So I thought I knew who was touched by suicide. I thought it was friends and family, co-workers, supervisory chain and those things that I think make sense; but I have learned it can be broader and lasting.
I was touched by suicide a few years ago. Not family, not friend, not in the chain of command. An Airman yes, but an Airman not known to me. I agree we are a team, and the loss of a teammate is horrific, but really now, does it touch me?
The phone rang at 4 a.m. I was accustomed to recalls and the fears of family emergencies, so this is not an uncommon situation, and I answer alertly and professionally (although I would much rather be sleeping). “Colonel Smith, this is Sergeant Ah Sing, sorry to bother you, but I need to know if your uniform is in order?”
Instantly I knew what this was; I was being called to do a casualty notification. I assumed it to be one of my troops and started mentally going down the list of who was deployed in harm’s way, who was traveling, who might have absorbed too much risk that day in their social endeavors … I did not think one iota that it might be a suicide.
It was, but it was a stranger. An Airman only related to me by the fact that we honor the same oath, share the same values and wore the same uniform. I reported and assembled the team — the chaplain, medical rep, driver.

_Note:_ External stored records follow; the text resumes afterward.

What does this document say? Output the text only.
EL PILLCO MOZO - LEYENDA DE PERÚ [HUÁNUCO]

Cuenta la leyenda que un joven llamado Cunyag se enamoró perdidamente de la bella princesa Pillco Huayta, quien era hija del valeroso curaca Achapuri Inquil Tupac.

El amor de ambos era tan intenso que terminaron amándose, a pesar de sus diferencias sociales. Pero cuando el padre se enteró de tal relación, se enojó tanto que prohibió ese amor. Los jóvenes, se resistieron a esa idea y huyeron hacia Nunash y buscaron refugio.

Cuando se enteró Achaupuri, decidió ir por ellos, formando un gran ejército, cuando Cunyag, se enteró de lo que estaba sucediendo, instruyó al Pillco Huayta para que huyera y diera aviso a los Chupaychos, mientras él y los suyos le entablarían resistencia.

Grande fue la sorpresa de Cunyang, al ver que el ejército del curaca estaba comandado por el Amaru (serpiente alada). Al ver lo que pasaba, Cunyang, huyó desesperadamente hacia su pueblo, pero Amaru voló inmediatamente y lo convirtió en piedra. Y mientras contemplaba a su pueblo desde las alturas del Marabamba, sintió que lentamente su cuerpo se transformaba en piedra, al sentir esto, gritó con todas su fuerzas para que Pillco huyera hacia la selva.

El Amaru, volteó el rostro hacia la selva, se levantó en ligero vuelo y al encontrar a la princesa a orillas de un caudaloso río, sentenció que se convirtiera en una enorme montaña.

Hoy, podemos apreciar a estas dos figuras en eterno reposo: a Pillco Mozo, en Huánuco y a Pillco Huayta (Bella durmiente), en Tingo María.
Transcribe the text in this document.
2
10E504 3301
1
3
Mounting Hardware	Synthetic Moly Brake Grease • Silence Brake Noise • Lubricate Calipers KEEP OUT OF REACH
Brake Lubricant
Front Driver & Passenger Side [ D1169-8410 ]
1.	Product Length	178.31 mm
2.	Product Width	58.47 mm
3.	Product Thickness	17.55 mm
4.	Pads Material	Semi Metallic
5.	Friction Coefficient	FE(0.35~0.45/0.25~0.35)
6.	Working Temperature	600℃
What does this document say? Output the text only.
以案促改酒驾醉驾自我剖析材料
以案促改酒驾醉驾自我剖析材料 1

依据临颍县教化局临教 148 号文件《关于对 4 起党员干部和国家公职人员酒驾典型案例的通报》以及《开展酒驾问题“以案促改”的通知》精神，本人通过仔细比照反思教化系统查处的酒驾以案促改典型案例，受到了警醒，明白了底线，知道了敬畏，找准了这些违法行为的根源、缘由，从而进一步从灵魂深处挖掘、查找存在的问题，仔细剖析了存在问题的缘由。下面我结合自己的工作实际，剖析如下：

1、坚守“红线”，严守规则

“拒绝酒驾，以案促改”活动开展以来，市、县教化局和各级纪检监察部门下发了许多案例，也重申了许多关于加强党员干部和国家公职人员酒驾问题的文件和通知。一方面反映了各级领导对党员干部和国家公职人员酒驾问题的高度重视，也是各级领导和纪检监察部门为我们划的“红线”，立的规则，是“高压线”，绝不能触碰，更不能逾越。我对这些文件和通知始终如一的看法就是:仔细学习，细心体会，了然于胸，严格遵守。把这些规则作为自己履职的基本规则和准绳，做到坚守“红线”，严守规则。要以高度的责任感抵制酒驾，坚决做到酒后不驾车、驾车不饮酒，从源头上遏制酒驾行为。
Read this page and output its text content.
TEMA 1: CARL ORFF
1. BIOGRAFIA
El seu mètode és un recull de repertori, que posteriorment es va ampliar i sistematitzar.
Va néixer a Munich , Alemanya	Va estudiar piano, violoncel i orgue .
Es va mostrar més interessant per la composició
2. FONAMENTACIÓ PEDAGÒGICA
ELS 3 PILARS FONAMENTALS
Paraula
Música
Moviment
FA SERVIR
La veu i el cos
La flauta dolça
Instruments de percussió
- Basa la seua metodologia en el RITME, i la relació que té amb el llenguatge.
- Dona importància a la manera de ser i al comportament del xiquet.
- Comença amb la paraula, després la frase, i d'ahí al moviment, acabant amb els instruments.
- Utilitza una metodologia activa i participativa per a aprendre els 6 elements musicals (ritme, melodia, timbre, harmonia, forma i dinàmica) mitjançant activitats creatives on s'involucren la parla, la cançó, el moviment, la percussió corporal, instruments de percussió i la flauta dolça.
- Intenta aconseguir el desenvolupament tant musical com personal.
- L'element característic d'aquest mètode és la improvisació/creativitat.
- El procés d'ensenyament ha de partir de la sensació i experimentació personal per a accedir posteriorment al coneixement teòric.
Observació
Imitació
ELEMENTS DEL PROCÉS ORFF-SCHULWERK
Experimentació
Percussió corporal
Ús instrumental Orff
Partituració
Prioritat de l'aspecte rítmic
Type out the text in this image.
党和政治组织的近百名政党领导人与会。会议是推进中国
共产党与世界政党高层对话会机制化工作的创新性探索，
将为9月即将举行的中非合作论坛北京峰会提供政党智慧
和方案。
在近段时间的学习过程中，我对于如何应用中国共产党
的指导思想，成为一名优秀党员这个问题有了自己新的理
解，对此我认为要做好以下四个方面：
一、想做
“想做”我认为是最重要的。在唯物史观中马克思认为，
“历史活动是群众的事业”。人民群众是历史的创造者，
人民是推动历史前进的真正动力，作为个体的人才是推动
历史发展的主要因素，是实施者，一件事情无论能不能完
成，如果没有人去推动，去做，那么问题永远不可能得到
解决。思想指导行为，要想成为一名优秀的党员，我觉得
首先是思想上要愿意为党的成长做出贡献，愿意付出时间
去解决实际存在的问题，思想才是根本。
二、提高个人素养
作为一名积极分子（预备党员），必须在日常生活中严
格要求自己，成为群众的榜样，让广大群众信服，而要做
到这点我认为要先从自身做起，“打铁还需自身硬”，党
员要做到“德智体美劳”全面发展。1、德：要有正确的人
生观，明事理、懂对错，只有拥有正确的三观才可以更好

“Sir, your staff car is ready and I have the letter you are to present to the parents.”
Parents, so we have lost someone who is single. Possibly that sheds a tiny bright light, no fatherless or motherless children, no spouse to stand alone by a grave. It is funny how in these dismal times you try so desperately to find something positive to grasp. But I realized this was a false hope, as it was becoming clearer and clearer to me that there is always a broken heart, there is always someone left behind, there is always grief and loss.
My Airman was a he, 18 years old. First day deployed. Took his life with his side arm.
It struck me as a huge challenge to present not only the death but the terrible news that it was a suicide to the family; is it not enough that their son had to die? Is it not enough that they would see every memory of a laugh or cry from their child’s face disappear into eternity? Did I have to burden them with this additional pain? I am an Airmen, I follow orders. I had to.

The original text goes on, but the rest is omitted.